JJCS is hoping to license JReporter to major media companies in a time when many, such as AOL, The New York Times and Chicago Tribune, have struggled in their efforts to efficiently cover hyperlocal. The Tribune invested in Journatic, which relies on algorithms and human editorial, in April to operate its TribLocal network — but the Trib has since suspended its services after the discovery of false bylines on its real estate site BlockShopper. Tribune Co. intends to continue its editorial relationship with Journatic, but a group of staffers wrote a letter to management on Thursday protesting the policy.

From a journalism standpoint, the application makes sense as a way to foster community engagement and promote the local media’s role as the “place where the community comes to learn about itself” — a phrase JJCS has trademarked. At the very least, this content can be used to develop a searchable archive. But whether the app can develop a strong enough user base to drive ad revenue, both via resulting Web content and directly on the mobile app, through proximity-based messages from local merchants, will ultimately determine its success.

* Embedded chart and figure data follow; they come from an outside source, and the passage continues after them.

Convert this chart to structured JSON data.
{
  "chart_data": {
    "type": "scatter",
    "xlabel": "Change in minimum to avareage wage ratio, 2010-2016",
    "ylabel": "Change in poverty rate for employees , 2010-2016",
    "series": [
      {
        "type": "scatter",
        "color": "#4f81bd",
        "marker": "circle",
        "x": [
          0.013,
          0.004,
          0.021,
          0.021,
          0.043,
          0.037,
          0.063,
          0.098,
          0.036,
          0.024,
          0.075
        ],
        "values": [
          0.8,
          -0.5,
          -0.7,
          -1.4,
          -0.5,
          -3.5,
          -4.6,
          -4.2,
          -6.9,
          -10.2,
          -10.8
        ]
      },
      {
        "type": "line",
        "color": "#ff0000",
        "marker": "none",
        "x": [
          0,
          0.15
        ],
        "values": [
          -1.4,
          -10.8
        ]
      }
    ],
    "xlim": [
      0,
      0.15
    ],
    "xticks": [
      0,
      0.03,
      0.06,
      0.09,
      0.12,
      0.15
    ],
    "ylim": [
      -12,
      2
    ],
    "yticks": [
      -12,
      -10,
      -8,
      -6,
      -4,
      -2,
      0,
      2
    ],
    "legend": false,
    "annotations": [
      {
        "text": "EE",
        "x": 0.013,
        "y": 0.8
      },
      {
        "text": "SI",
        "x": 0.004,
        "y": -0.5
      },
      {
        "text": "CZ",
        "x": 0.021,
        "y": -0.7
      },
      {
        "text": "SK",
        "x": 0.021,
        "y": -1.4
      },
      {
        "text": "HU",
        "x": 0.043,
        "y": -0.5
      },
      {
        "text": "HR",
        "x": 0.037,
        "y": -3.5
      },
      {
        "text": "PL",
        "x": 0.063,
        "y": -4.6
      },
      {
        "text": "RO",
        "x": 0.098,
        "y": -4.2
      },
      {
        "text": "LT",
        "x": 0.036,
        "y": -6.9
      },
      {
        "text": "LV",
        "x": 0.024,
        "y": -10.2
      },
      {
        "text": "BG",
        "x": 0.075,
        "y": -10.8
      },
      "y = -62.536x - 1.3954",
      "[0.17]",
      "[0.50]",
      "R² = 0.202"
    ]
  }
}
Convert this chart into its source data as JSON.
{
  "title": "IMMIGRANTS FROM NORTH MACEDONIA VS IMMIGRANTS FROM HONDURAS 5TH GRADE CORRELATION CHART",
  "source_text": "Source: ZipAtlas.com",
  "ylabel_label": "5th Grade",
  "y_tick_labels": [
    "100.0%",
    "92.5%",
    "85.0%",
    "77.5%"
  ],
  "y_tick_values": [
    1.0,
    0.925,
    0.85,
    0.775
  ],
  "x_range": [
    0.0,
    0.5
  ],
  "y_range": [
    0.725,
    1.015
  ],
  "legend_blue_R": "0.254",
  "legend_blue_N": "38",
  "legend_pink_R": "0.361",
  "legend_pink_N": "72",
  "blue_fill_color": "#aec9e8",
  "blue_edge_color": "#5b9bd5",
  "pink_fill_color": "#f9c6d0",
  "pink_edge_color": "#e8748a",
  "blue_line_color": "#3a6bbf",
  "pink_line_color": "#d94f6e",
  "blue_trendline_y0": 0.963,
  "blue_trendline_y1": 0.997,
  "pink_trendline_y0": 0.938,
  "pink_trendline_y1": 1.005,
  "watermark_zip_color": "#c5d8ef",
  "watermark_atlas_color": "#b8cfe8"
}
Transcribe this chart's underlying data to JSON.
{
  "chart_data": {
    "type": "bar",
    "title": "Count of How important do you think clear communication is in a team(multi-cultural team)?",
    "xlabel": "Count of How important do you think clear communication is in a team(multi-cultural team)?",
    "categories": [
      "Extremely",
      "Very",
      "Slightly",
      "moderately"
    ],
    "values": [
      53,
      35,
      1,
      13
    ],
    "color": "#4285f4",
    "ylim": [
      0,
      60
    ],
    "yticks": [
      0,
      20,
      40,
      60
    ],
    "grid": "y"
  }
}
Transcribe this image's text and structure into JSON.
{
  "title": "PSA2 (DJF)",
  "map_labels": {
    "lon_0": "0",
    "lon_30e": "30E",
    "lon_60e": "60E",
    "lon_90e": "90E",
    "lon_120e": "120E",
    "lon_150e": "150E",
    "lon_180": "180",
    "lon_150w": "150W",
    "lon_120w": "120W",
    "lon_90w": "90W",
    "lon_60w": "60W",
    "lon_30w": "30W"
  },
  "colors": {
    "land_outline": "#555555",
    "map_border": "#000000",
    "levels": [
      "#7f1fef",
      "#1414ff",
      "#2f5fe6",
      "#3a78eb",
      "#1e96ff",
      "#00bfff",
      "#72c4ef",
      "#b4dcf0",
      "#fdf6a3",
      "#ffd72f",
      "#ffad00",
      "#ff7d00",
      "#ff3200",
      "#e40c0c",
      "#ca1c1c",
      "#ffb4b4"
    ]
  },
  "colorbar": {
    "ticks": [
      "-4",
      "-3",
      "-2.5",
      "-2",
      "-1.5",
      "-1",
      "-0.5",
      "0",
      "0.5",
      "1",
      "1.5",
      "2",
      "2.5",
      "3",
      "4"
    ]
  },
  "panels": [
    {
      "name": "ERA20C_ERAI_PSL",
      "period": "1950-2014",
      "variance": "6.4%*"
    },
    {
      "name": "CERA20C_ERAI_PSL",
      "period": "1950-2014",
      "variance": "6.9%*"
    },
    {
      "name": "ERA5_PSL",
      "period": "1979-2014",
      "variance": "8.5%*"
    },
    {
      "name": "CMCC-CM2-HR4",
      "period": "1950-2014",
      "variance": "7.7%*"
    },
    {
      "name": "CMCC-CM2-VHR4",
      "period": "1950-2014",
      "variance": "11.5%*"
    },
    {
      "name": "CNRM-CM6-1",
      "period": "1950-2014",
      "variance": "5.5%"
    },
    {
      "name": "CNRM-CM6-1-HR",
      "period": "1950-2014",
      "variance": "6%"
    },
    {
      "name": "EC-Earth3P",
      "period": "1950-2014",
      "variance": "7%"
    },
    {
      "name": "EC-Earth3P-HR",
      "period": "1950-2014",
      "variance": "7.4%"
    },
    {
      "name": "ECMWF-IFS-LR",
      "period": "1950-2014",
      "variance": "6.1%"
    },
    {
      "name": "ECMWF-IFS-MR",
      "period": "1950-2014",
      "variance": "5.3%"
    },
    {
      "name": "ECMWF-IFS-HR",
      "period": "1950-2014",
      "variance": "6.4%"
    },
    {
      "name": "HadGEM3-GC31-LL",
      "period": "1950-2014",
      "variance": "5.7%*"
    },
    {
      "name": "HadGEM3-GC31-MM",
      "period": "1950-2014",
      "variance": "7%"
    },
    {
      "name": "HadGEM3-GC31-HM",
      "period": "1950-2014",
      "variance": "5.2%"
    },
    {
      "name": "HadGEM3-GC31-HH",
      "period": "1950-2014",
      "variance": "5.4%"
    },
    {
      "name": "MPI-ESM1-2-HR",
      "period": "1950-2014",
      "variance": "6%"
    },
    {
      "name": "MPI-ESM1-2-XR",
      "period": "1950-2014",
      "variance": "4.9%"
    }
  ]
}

To reward user participation, the JJCS team has developed a coupon wallet system that can either be sponsored by advertisers or the media company. The goal is to license JReporter to several media companies, Juliano says, meaning the JReporter product name will never appear in the consumer market.

“In the case of JReporter,” Juliano said, “[we’re using] the technology to engage, to sell advertising [and] to get content.”

Patrick Duprey is an intern at Street Fight.